第106話 Nao
大勝利だった。
シオコは勿論、林鳳も大喜びだった。
だが秀吉は進言した。
「篭城戦は、後詰が無いと、結局は負けてしまう。そちら、後詰の望みは無いのじゃろう?じゃったら、向こうが怖気づいている隙に、さっさと逃げ出す算段をしたほうが利口じゃな。」
もっともだ、とシオコも賛成したので、林鳳は、残った船をかき集め、配下の者を分乗させ、台湾に帰ることにした。
「まあ待て。船を出す前にやることがある。」
秀吉は重ねて言った。
「このちっこい丸木船を、外洋に出して漕いでいくだけでも大変なのに、あのでっかい船で追いかけられてみよ、ひとたまりも無いわ。その前に、あの水軍の力を少し、削いでおく必要がある。」
原住民の子供に案内させて、兎丸と虎之助が偵察に出た。
「敵は弛緩しきっております。」
虎之助が報告した。
「見張りもたてておりませぬ。」
「陸の近くに、数珠繋ぎになって停泊しています。」
兎丸が言った。
「上陸しやすいからでしょう。こんなところまで、小さな舟に乗った海賊が攻めてくるはずもない、と思っているようです。」
報告を聞いた秀吉は、林鳳・助左と協議した。
その夜、秀吉は、林鳳の手下に、十余艘の舟を漕ぎ出させ、自分の配下の者と助左の手下たちを分乗させた。
紅も、助左と共に舟に乗った。
今日は、銃だけでなく弓矢も用意してある。
矢には布を巻きつけて、油を沁み込ませてある。
いずれの舟も、縄を尻尾のように垂らしている。その後ろから、親鴨に従う子鴨のように、荷を山のように積み上げた小舟が縄に引かれて続いた。
舟は連なって、スペイン軍の船が停泊している湾に入って行った。
十余隻の巨大なNaoが、夜の闇に林立している。
助左の乗っているカラヴェル船の二倍の大きさで、横帆と縦帆数種を組み合わせた高い帆走能力を持ち、安定性も高く、甲板を砲台として使用することも出来た。
夜になって、強い風が吹き始めた。
追い風になる位置に、親舟を止め、子舟に帆を立てて、風を十分受けるように固定した。
縄を切った。
風を孕んだ帆が、子舟をナオへ、海面を滑るように運んで行く。
親船に乗った者たちは其々、矢の先端に巻いた布に、火を点けた。
皆の用意が出来たのを見計らって、秀吉が合図した。
一斉に火矢を放った。
矢は狙い違わず、子舟の荷に突き刺さった。荷は、十分に油を染み込ませた枯れた木の枝である。ナオが密集しているところへ、風に煽られて、燃えながら突っ込んで行った。

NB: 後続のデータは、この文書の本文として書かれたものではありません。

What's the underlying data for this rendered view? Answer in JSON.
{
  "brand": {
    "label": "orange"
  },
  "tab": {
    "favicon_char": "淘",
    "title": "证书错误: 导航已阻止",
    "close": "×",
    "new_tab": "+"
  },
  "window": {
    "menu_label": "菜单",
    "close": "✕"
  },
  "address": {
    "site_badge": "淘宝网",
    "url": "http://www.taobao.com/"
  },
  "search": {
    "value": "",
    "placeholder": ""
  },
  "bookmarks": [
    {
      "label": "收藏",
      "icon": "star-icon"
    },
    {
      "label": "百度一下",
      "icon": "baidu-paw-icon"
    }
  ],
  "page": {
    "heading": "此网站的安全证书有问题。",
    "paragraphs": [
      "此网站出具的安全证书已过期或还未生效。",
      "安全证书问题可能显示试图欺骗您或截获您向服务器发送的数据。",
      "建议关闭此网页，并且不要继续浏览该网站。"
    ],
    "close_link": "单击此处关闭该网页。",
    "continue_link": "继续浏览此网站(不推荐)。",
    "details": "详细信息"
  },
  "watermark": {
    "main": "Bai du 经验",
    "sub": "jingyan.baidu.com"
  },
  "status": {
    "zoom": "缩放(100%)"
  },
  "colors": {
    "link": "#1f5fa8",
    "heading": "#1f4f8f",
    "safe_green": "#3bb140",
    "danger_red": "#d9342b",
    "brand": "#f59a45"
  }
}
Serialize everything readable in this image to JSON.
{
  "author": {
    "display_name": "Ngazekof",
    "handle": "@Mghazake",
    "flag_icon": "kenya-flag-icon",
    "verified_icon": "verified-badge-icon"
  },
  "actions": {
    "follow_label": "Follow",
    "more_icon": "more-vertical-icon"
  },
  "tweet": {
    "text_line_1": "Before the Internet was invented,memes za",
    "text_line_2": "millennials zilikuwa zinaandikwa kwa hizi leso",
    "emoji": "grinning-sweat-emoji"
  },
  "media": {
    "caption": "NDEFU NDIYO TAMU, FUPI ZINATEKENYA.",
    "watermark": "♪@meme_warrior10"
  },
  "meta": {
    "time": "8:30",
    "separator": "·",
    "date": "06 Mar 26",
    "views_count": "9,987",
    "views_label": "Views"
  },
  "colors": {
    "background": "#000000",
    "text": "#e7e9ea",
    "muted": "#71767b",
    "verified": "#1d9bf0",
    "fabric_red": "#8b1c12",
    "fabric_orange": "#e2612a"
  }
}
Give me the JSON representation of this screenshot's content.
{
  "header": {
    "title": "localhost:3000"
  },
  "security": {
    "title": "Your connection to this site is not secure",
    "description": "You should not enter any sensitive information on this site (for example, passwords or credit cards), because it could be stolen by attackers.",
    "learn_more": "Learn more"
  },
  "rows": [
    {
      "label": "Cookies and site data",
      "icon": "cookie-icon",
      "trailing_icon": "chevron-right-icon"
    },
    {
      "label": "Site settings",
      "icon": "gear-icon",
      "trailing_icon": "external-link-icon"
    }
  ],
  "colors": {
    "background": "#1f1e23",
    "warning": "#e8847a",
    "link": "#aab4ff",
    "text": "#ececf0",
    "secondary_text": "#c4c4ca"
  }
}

真っ暗な海に突然現れた炎に、スペイン軍はたちまち、大混乱に陥った。
錨を揚げる暇は無い。
錨索を斧で断ち切って逃げようとするはずみに隣の船にぶつかる船もいれば、やっとこ上げた錨索を味方の船の舵に引っ掛ける船、行く手を阻まれて立ち往生しているところに、火のついた舟に突っ込まれた船もある。
「慌てるな、この忌々しい舟を手鉤で突き放せ!」
水夫に怒鳴った士官が、もっとよく見ようと、船べりから海面を覗き込んだ。
炎に照らされた舟の上に、燃える枝の山の中から伸びている黒い紐が、ふと目に入った。
可燃物の山の中に火薬が隠されていたのである。
「触るな、爆弾だっ!」
叫んだときにはもう、遅かった。
真っ暗な夜空に、高く火柱が上がった。
凄まじい音を響かせて舟が爆発し、近くにいた二隻のナオは諸共に、海に沈んでいった。
こちらの舟からも、スペイン軍が右往左往しているのが、炎に照らされてよく見えた。